Integration for Hive, Pig, Druid and Spark

  • Hadoop / Hive Adaptors.

  • Hadoop / Pig Adaptors.

  • Druid Adaptors.

    • For documentation navigate to druid.io/docs/latest/development/extensions-core/datasketches-aggregators.html
  • Spark Examples

Specific Theta Sketch Features for Large Data

  • Hash Seed Handling. Additional protection for managing hash seeds which is particularly important when processing sensitive user identifiers.

  • Sampling. Built-in up-front sampling for cases where additional contol is required to limit overall memory consumption when dealing with millions of sketches.

  • Off-Heap Memory Package.
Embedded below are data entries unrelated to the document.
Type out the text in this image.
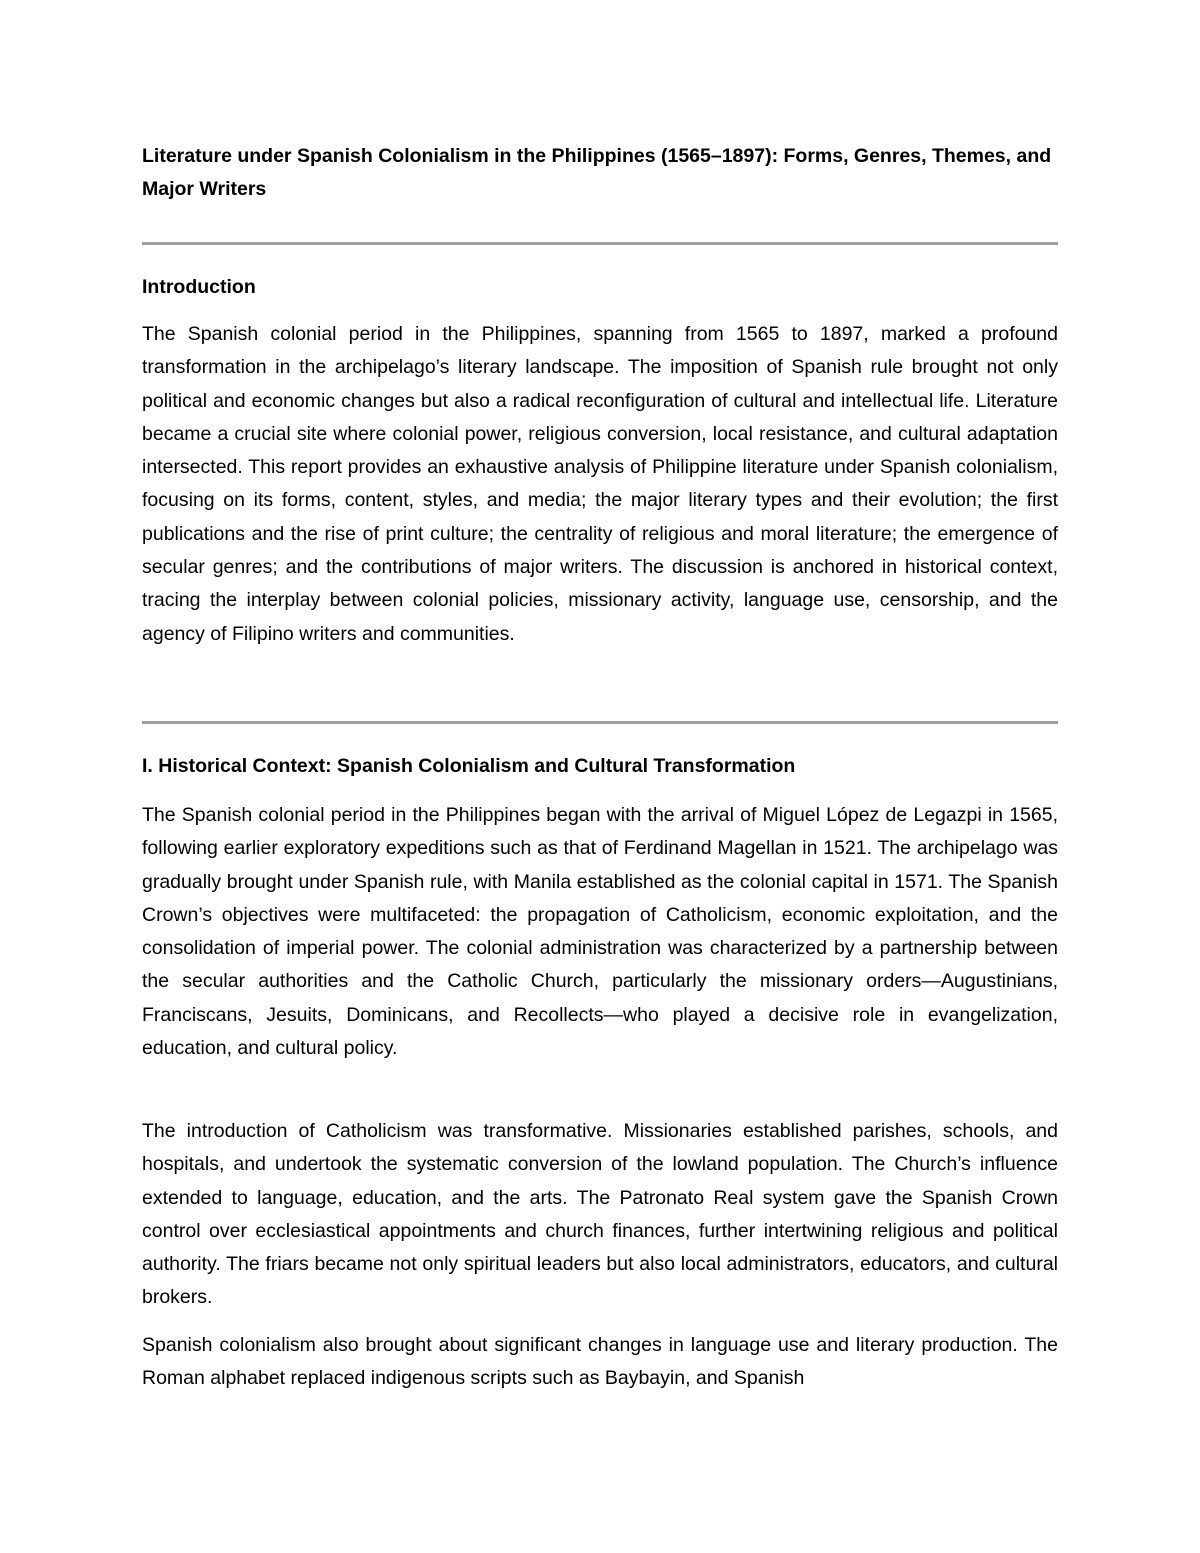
Literature under Spanish Colonialism in the Philippines (1565–1897): Forms, Genres, Themes, and Major Writers
Introduction

The Spanish colonial period in the Philippines, spanning from 1565 to 1897, marked a profound transformation in the archipelago’s literary landscape. The imposition of Spanish rule brought not only political and economic changes but also a radical reconfiguration of cultural and intellectual life. Literature became a crucial site where colonial power, religious conversion, local resistance, and cultural adaptation intersected. This report provides an exhaustive analysis of Philippine literature under Spanish colonialism, focusing on its forms, content, styles, and media; the major literary types and their evolution; the first publications and the rise of print culture; the centrality of religious and moral literature; the emergence of secular genres; and the contributions of major writers. The discussion is anchored in historical context, tracing the interplay between colonial policies, missionary activity, language use, censorship, and the agency of Filipino writers and communities.

I. Historical Context: Spanish Colonialism and Cultural Transformation

The Spanish colonial period in the Philippines began with the arrival of Miguel López de Legazpi in 1565, following earlier exploratory expeditions such as that of Ferdinand Magellan in 1521. The archipelago was gradually brought under Spanish rule, with Manila established as the colonial capital in 1571. The Spanish Crown’s objectives were multifaceted: the propagation of Catholicism, economic exploitation, and the consolidation of imperial power. The colonial administration was characterized by a partnership between the secular authorities and the Catholic Church, particularly the missionary orders—Augustinians, Franciscans, Jesuits, Dominicans, and Recollects—who played a decisive role in evangelization, education, and cultural policy.

The introduction of Catholicism was transformative. Missionaries established parishes, schools, and hospitals, and undertook the systematic conversion of the lowland population. The Church’s influence extended to language, education, and the arts. The Patronato Real system gave the Spanish Crown control over ecclesiastical appointments and church finances, further intertwining religious and political authority. The friars became not only spiritual leaders but also local administrators, educators, and cultural brokers.

Spanish colonialism also brought about significant changes in language use and literary production. The Roman alphabet replaced indigenous scripts such as Baybayin, and Spanish
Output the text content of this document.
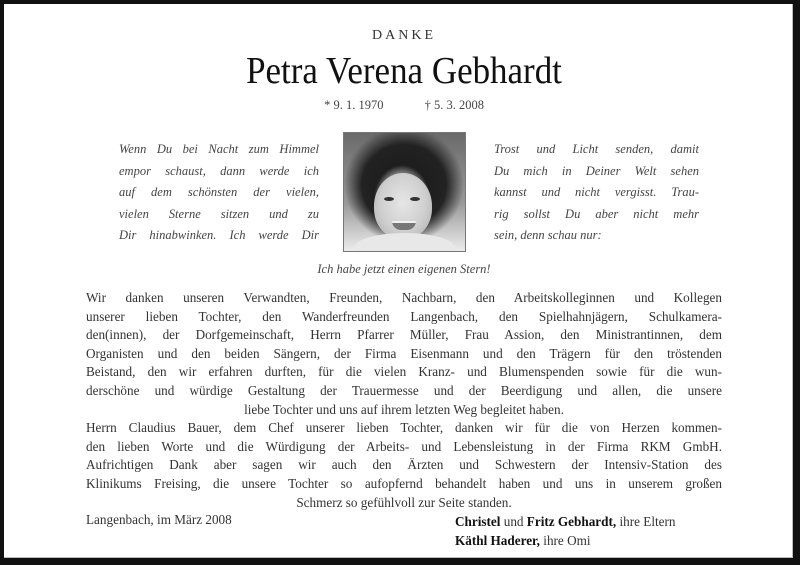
DANKE
Petra Verena Gebhardt
* 9. 1. 1970	† 5. 3. 2008
Wenn Du bei Nacht zum Himmel
empor schaust, dann werde ich
auf dem schönsten der vielen,
vielen Sterne sitzen und zu
Dir hinabwinken. Ich werde Dir
Trost und Licht senden, damit
Du mich in Deiner Welt sehen
kannst und nicht vergisst. Trau-
rig sollst Du aber nicht mehr
sein, denn schau nur:
Ich habe jetzt einen eigenen Stern!
Wir danken unseren Verwandten, Freunden, Nachbarn, den Arbeitskolleginnen und Kollegen
unserer lieben Tochter, den Wanderfreunden Langenbach, den Spielhahnjägern, Schulkamera-
den(innen), der Dorfgemeinschaft, Herrn Pfarrer Müller, Frau Assion, den Ministrantinnen, dem
Organisten und den beiden Sängern, der Firma Eisenmann und den Trägern für den tröstenden
Beistand, den wir erfahren durften, für die vielen Kranz- und Blumenspenden sowie für die wun-
derschöne und würdige Gestaltung der Trauermesse und der Beerdigung und allen, die unsere
liebe Tochter und uns auf ihrem letzten Weg begleitet haben.
Herrn Claudius Bauer, dem Chef unserer lieben Tochter, danken wir für die von Herzen kommen-
den lieben Worte und die Würdigung der Arbeits- und Lebensleistung in der Firma RKM GmbH.
Aufrichtigen Dank aber sagen wir auch den Ärzten und Schwestern der Intensiv-Station des
Klinikums Freising, die unsere Tochter so aufopfernd behandelt haben und uns in unserem großen
Schmerz so gefühlvoll zur Seite standen.
Langenbach, im März 2008	Christel und Fritz Gebhardt, ihre Eltern
Käthl Haderer, ihre Omi
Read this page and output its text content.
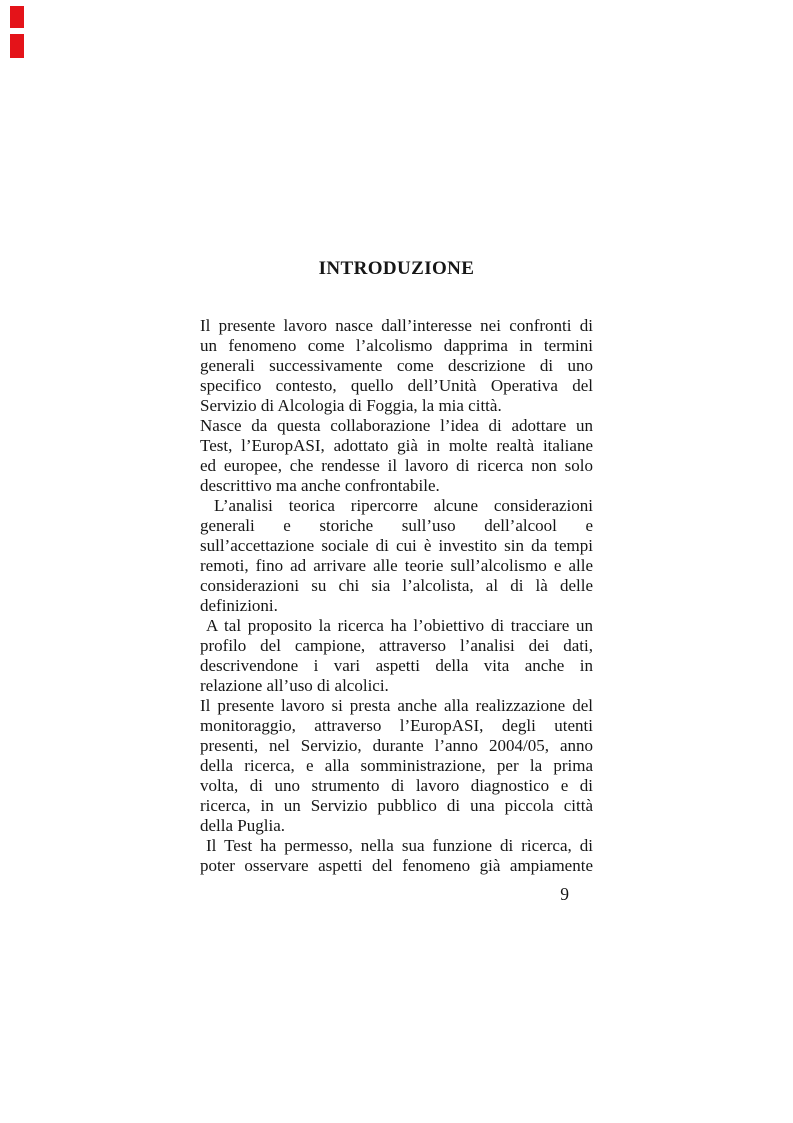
INTRODUZIONE

Il presente lavoro nasce dall’interesse nei confronti di
un fenomeno come l’alcolismo dapprima in termini
generali successivamente come descrizione di uno
specifico contesto, quello dell’Unità Operativa del
Servizio di Alcologia di Foggia, la mia città.

Nasce da questa collaborazione l’idea di adottare un
Test, l’EuropASI, adottato già in molte realtà italiane
ed europee, che rendesse il lavoro di ricerca non solo
descrittivo ma anche confrontabile.

L’analisi teorica ripercorre alcune considerazioni
generali e storiche sull’uso dell’alcool e
sull’accettazione sociale di cui è investito sin da tempi
remoti, fino ad arrivare alle teorie sull’alcolismo e alle
considerazioni su chi sia l’alcolista, al di là delle
definizioni.

A tal proposito la ricerca ha l’obiettivo di tracciare un
profilo del campione, attraverso l’analisi dei dati,
descrivendone i vari aspetti della vita anche in
relazione all’uso di alcolici.

Il presente lavoro si presta anche alla realizzazione del
monitoraggio, attraverso l’EuropASI, degli utenti
presenti, nel Servizio, durante l’anno 2004/05, anno
della ricerca, e alla somministrazione, per la prima
volta, di uno strumento di lavoro diagnostico e di
ricerca, in un Servizio pubblico di una piccola città
della Puglia.

Il Test ha permesso, nella sua funzione di ricerca, di
poter osservare aspetti del fenomeno già ampiamente

9
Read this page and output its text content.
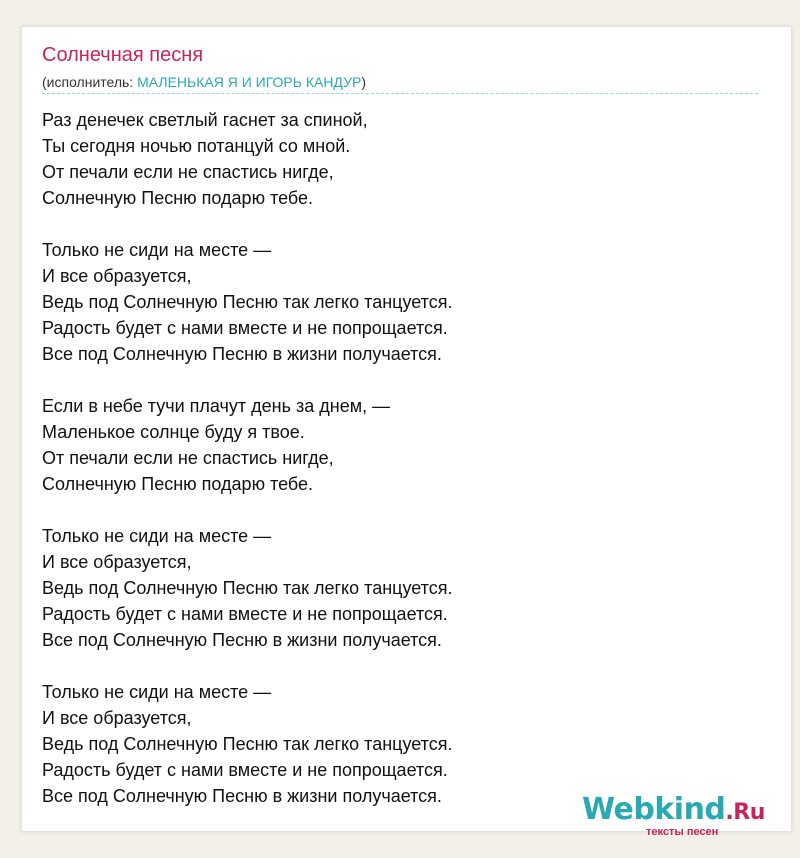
Солнечная песня
(исполнитель: МАЛЕНЬКАЯ Я И ИГОРЬ КАНДУР)
Раз денечек светлый гаснет за спиной,
Ты сегодня ночью потанцуй со мной.
От печали если не спастись нигде,
Солнечную Песню подарю тебе.
Только не сиди на месте —
И все образуется,
Ведь под Солнечную Песню так легко танцуется.
Радость будет с нами вместе и не попрощается.
Все под Солнечную Песню в жизни получается.
Если в небе тучи плачут день за днем, —
Маленькое солнце буду я твое.
От печали если не спастись нигде,
Солнечную Песню подарю тебе.
Только не сиди на месте —
И все образуется,
Ведь под Солнечную Песню так легко танцуется.
Радость будет с нами вместе и не попрощается.
Все под Солнечную Песню в жизни получается.
Только не сиди на месте —
И все образуется,
Ведь под Солнечную Песню так легко танцуется.
Радость будет с нами вместе и не попрощается.
Все под Солнечную Песню в жизни получается.	Webkind.Ru
тексты песен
Large query systems often require their own heaps outside the JVM in order to better manage garbage collection latencies. The sketches in this package are designed to operate either on-heap or off-heap.

  • Built-in Upper-Bound and Lower-Bound estimators. You are never in the dark about how good of an estimate the sketch is providing. All the sketches are able to estimate the upper and lower bounds of the estimate given a confidence level.

  • User configurable trade-offs of accuracy vs. storage space as well as other performance tuning options.

  • Additional protection of sensitive data by user configuration of a hash seed that is not stored with the serialized data.

  • Small Footprint Per Sketch. The operating and storage footprint for both row and column oriented storage are minimized with compact binary representations, which are much smaller than the raw input stream and with a well defined upper bound of size.